Turkish President Recep Tayyip Erdoğan told German Chancellor Angela Merkel in a video call Monday he hopes for a summit with European Union leaders in the first half of 2021 to ease tensions, Agence France-Presse reported.
Erdoğan said he hoped the meeting could be organized before Portugal — seen as friendly by Ankara — gives up the bloc’s rotating presidency, his office said in a statement on the exchange.
But with relations between the EU and Turkey strained, especially by Ankara’s gas exploration push in the eastern Mediterranean last year, Brussels said last month that “credible gestures” from Erdoğan are needed to patch things up.
After outrage from member states Greece and Cyprus, EU leaders in December agreed to add new Turkish individuals to a sanctions blacklist and draw up options for tougher punishments.

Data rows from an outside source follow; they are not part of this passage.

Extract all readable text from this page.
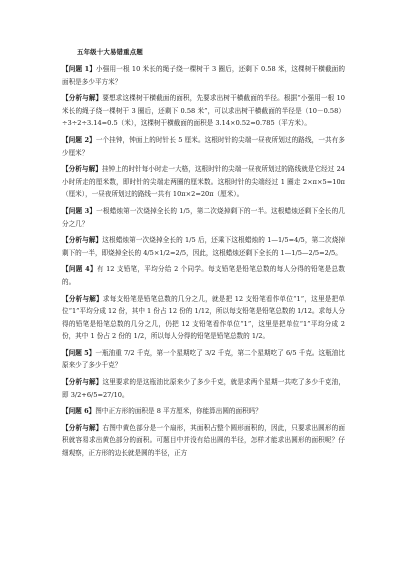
五年级十大易错重点题

【问题 1】小强用一根 10 米长的绳子绕一棵树干 3 圈后，还剩下 0.58 米，这棵树干横截面的面积是多少平方米？

【分析与解】要想求这棵树干横截面的面积，先要求出树干横截面的半径。根据“小强用一根 10 米长的绳子绕一棵树干 3 圈后，还剩下 0.58 米”，可以求出树干横截面的半径是（10－0.58）÷3÷2÷3.14=0.5（米），这棵树干横截面的面积是 3.14×0.52=0.785（平方米）。

【问题 2】一个挂钟，钟面上的时针长 5 厘米。这根时针的尖端一昼夜所划过的路线，一共有多少厘米？

【分析与解】挂钟上的时针每小时走一大格，这根时针的尖端一昼夜所划过的路线就是它经过 24 小时所走的厘米数，即时针的尖端走两圈的厘米数。这根时针的尖端经过 1 圈走 2×π×5=10π（厘米），一昼夜所划过的路线一共有 10π×2=20π（厘米）。

【问题 3】一根蜡烛第一次烧掉全长的 1/5，第二次烧掉剩下的一半。这根蜡烛还剩下全长的几分之几？

【分析与解】这根蜡烛第一次烧掉全长的 1/5 后，还乘下这根蜡烛的 1—1/5=4/5，第二次烧掉剩下的一半，即烧掉全长的 4/5×1/2=2/5，因此，这根蜡烛还剩下全长的 1—1/5—2/5=2/5。

【问题 4】有 12 支铅笔，平均分给 2 个同学。每支铅笔是铅笔总数的每人分得的铅笔是总数的。

【分析与解】求每支铅笔是铅笔总数的几分之几，就是把 12 支铅笔看作单位“1”，这里是把单位“1”平均分成 12 份，其中 1 份占 12 份的 1/12，所以每支铅笔是铅笔总数的 1/12。求每人分得的铅笔是铅笔总数的几分之几，仍把 12 支铅笔看作单位“1”，这里是把单位“1”平均分成 2 份，其中 1 份占 2 份的 1/2，所以每人分得的铅笔是铅笔总数的 1/2。

【问题 5】一瓶油重 7/2 千克，第一个星期吃了 3/2 千克，第二个星期吃了 6/5 千克。这瓶油比原来少了多少千克？

【分析与解】这里要求的是这瓶油比原来少了多少千克，就是求两个星期一共吃了多少千克油，即 3/2+6/5=27/10。

【问题 6】图中正方形的面积是 8 平方厘米，你能算出圆的面积吗？

【分析与解】右图中黄色部分是一个扇形，其面积占整个圆形面积的，因此，只要求出圆形的面积就容易求出黄色部分的面积。可题目中并没有给出圆的半径，怎样才能求出圆形的面积呢？仔细观察，正方形的边长就是圆的半径，正方
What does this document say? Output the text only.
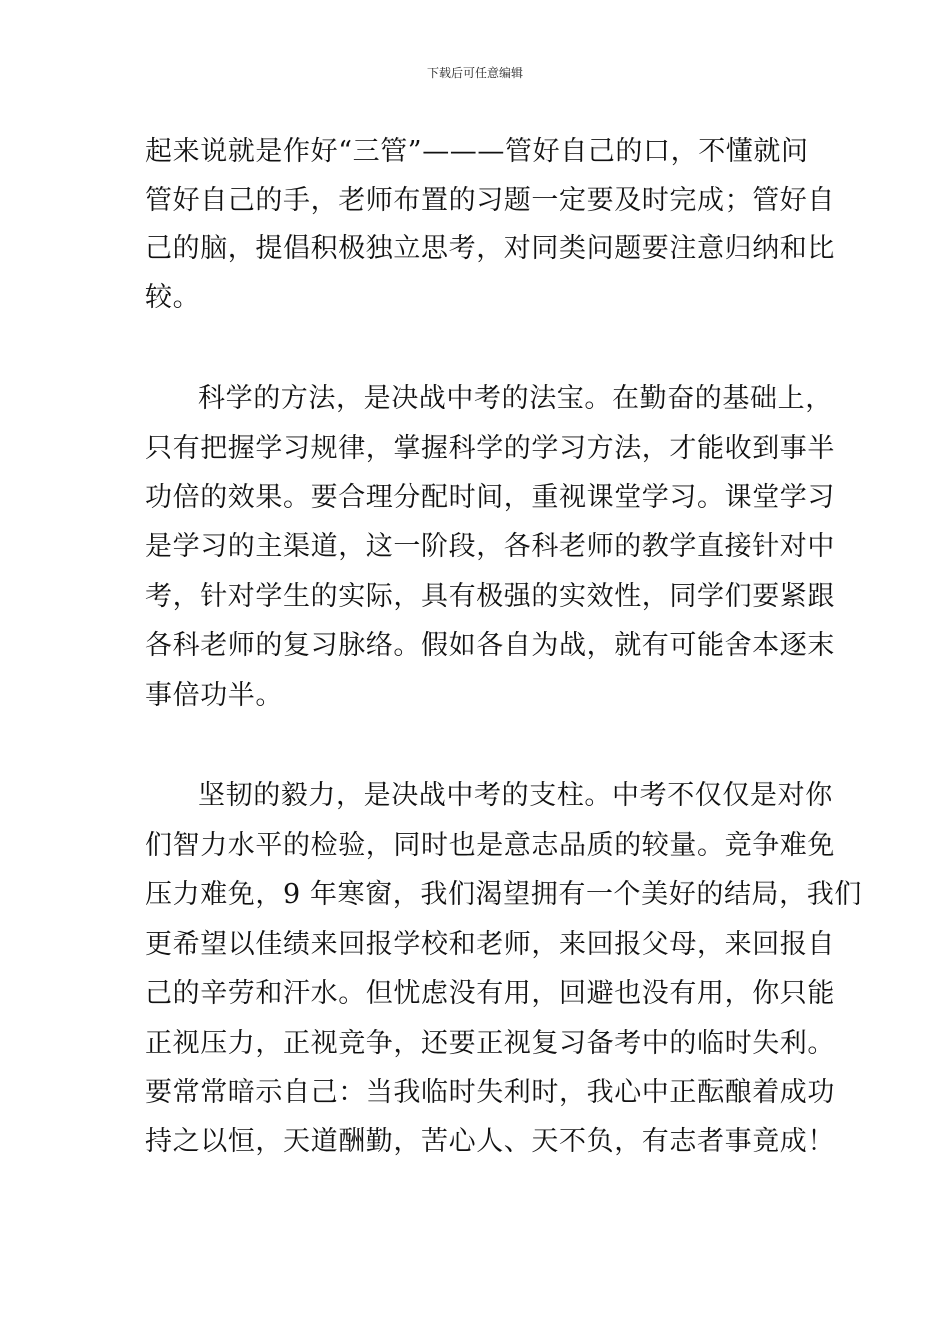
下载后可任意编辑
起来说就是作好“三管”———管好自己的口，不懂就问
管好自己的手，老师布置的习题一定要及时完成；管好自
己的脑，提倡积极独立思考，对同类问题要注意归纳和比
较。
科学的方法，是决战中考的法宝。在勤奋的基础上，
只有把握学习规律，掌握科学的学习方法，才能收到事半
功倍的效果。要合理分配时间，重视课堂学习。课堂学习
是学习的主渠道，这一阶段，各科老师的教学直接针对中
考，针对学生的实际，具有极强的实效性，同学们要紧跟
各科老师的复习脉络。假如各自为战，就有可能舍本逐末
事倍功半。
坚韧的毅力，是决战中考的支柱。中考不仅仅是对你
们智力水平的检验，同时也是意志品质的较量。竞争难免
压力难免，9 年寒窗，我们渴望拥有一个美好的结局，我们
更希望以佳绩来回报学校和老师，来回报父母，来回报自
己的辛劳和汗水。但忧虑没有用，回避也没有用，你只能
正视压力，正视竞争，还要正视复习备考中的临时失利。
要常常暗示自己：当我临时失利时，我心中正酝酿着成功
持之以恒，天道酬勤，苦心人、天不负，有志者事竟成！
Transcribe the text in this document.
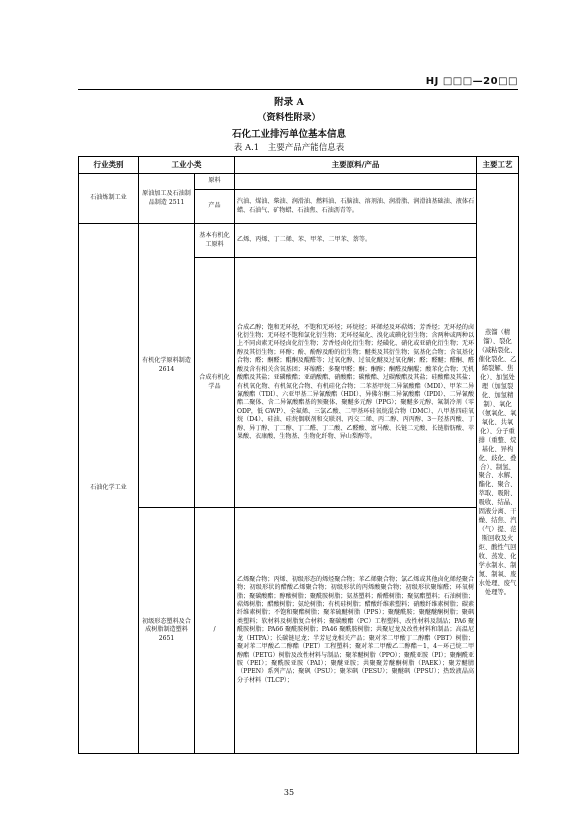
HJ □□□—20□□
附录 A
（资料性附录）
石化工业排污单位基本信息
表 A.1　主要产品产能信息表
行业类别	工业小类		主要原料/产品	主要工艺
石油炼制工业	原油加工及石油制品制造 2511	原料		蒸馏（精馏）、裂化（减粘裂化、催化裂化、乙烯裂解、焦化）、加氢处理（加氢裂化、加氢精制）、氧化（氨氧化、氧氧化、共氧化）、分子重排（重整、烷基化、异构化、歧化、叠合）、制氢、聚合、水解、酯化、聚合、萃取、吸附、吸收、结晶、固液分离、干燥、结焦、汽（气）提、范斯回收及火炬、酸性气回收、蒸发、化学水制水、制氮、制氧、废水处理、废气处理等。
		产品	汽油、煤油、柴油、润滑油、燃料油、石脑油、溶剂油、润滑脂、润滑油基础油、液体石蜡、石油气、矿物蜡、石油焦、石油沥青等。	
石油化学工业	有机化学原料制造 2614	基本有机化工原料	乙烯、丙烯、丁二烯、苯、甲苯、二甲苯、萘等。	
		合成有机化学品	合成乙醇；饱和无环烃，不饱和无环烃；环烷烃；环烯烃及环萜烯；芳香烃；无环烃的卤化衍生物；无环烃不饱和氯化衍生物；无环烃氟化、溴化或碘化衍生物；含两种或两种以上不同卤素无环烃卤化衍生物；芳香烃卤化衍生物；烃磺化、硝化或亚硝化衍生物；无环醇及其衍生物；环醇；酚、酚醇及酚的衍生物；醚类及其衍生物；氨基化合物；含氧基化合物；醛；酮醛；醌酮及醌醛等；过氧化醇、过氧化醚及过氧化酮；醛；醛醚；醛酮、醛酸及含有相关含氧基团；环缩醛；多聚甲醛；酮；酮醇；酮醛及酮醌；酸苯化合物；无机酸酯及其盐；亚磷酸酯；亚硝酸酯、硝酸酯；碳酸酯、过碳酸酯及其盐；硅酸酯及其盐；有机氧化物、有机氮化合物、有机硅化合物；二苯基甲烷二异氰酸酯（MDI）、甲苯二异氰酸酯（TDI）、六亚甲基二异氰酸酯（HDI）、异佛尔酮二异氰酸酯（IPDI）、二异氰酸酯二聚体、含二异氰酸酯基的预聚体、聚醚多元醇（PPG）；聚醚多元醇、氟制冷剂（零 ODP，低 GWP）、全氟烯、三氯乙酸、二甲基环硅氧烷混合物（DMC）、八甲基四硅氧烷（D4）、硅油、硅烷偶联剂和交联剂、丙交二烯、丙二醇、丙丙醇、3－羟基丙酸、丁醇、异丁醇、丁二醇、丁二醛、丁二酸、乙醛酸、富马酸、长链二元酸、长链脂肪酸、苹果酸、衣康酸、生物基、生物化纤物、异山梨醇等。	
	初级形态塑料及合成树脂制造塑料 2651	/	乙烯聚合物；丙烯、初级形态的烯烃聚合物；苯乙烯聚合物；氯乙烯或其他卤化烯烃聚合物；初级形状的醋酸乙烯聚合物；初级形状的丙烯酸聚合物；初级形状聚缩醛；环氧树脂；聚碳酸酯；醇酸树脂；聚酰胺树脂；氨基塑料；酚醛树脂；聚氨酯塑料；石油树脂；萜烯树脂；醋酸树脂；氨纶树脂；有机硅树脂；醋酸纤维素塑料；硝酸纤维素树脂；碳素纤维素树脂；不饱和聚酯树脂；聚苯硫醚树脂（PPS）；聚醚酰胺；聚醚醚酮树脂；聚砜类塑料；软材料及树脂复合材料；聚碳酸酯（PC）工程塑料、改性材料及制品；PA6 聚酰胺树脂；PA66 聚酰胺树脂；PA46 聚酰胺树脂；共聚尼龙及改性材料和制品；高温尼龙（HTPA）；长碳链尼龙；半芳尼龙相关产品；聚对苯二甲酸丁二醇酯（PBT）树脂；聚对苯二甲酸乙二醇酯（PET）工程塑料；聚对苯二甲酸乙二醇酯－1，4－环己烷二甲醇酯（PETG）树脂及改性材料与制品；聚苯醚树脂（PPO）；聚酰亚胺（PI）；聚酮酰亚胺（PEI）；聚酰胺亚胺（PAI）；聚醚亚胺；共聚聚芳醚酮树脂（PAEK）；聚芳醚腈（PPEN）系列产品；聚砜（PSU）；聚苯砜（PESU）；聚醚砜（PPSU）；热致液晶高分子材料（TLCP）；	

35
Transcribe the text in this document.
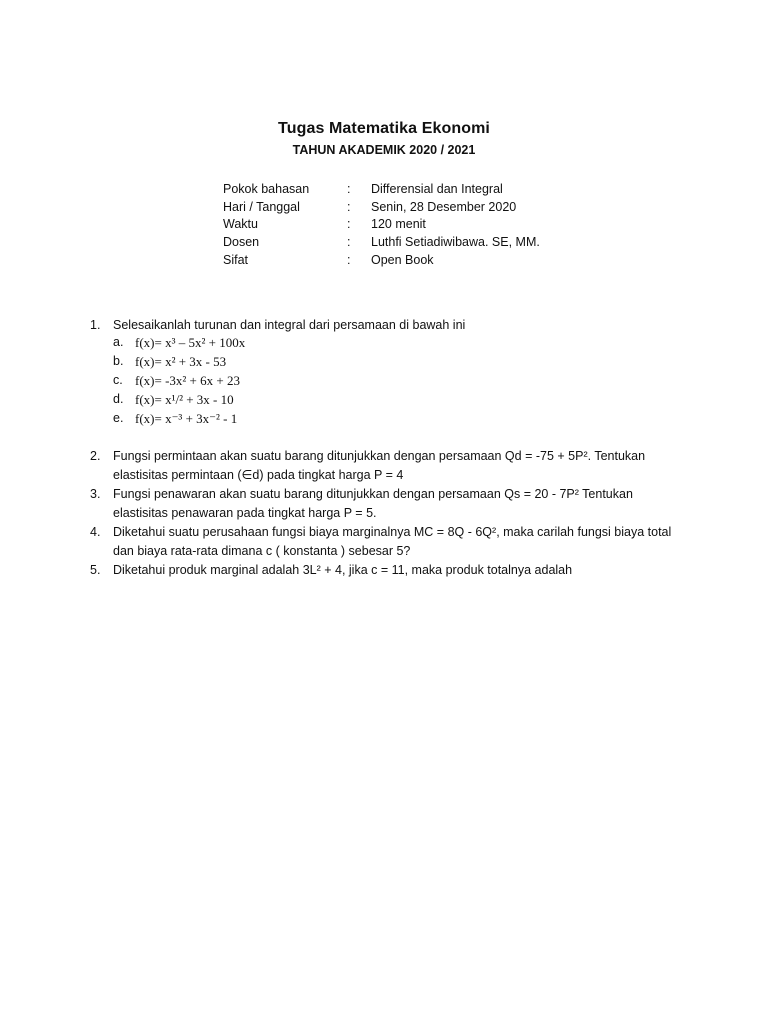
Tugas Matematika Ekonomi
TAHUN AKADEMIK 2020 / 2021
Pokok bahasan	: Differensial dan Integral
Hari / Tanggal	: Senin, 28 Desember 2020
Waktu	: 120 menit
Dosen	: Luthfi Setiadiwibawa. SE, MM.
Sifat	: Open Book
1. Selesaikanlah turunan dan integral dari persamaan di bawah ini
a. f(x)= x³ – 5x² + 100x
b. f(x)= x² + 3x - 53
c. f(x)= -3x² + 6x + 23
d. f(x)= x¹/² + 3x - 10
e. f(x)= x⁻³ + 3x⁻² - 1
2. Fungsi permintaan akan suatu barang ditunjukkan dengan persamaan Qd = -75 + 5P². Tentukan
elastisitas permintaan (∈d) pada tingkat harga P = 4
3. Fungsi penawaran akan suatu barang ditunjukkan dengan persamaan Qs = 20 - 7P² Tentukan
elastisitas penawaran pada tingkat harga P = 5.
4. Diketahui suatu perusahaan fungsi biaya marginalnya MC = 8Q - 6Q², maka carilah fungsi biaya total
dan biaya rata-rata dimana c ( konstanta ) sebesar 5?
5. Diketahui produk marginal adalah 3L² + 4, jika c = 11, maka produk totalnya adalah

Since then the rhetoric has mellowed dramatically as Erdoğan insisted he wanted to “turn a new page.”
Ahead of a new leaders’ summit on March 25-26, Erdogan told Merkel Monday that he hoped for a “positive agenda” in Turkey-EU relations.
In its own statement Merkel’s office said she had welcomed “recent positive signals and developments in the eastern Mediterranean.”
Discord remains on other fronts between the neighbors, with the EU last week condemning Turkey’s detentions of university students and Erdoğan’s use of anti-LGBT hate speech.
A harsh crackdown on demonstrators protesting the installation of an Erdoğan loyalist as head of their university prompted Brussels to warn of “negative developments in Turkey in … the rule of law, human rights and the judiciary.”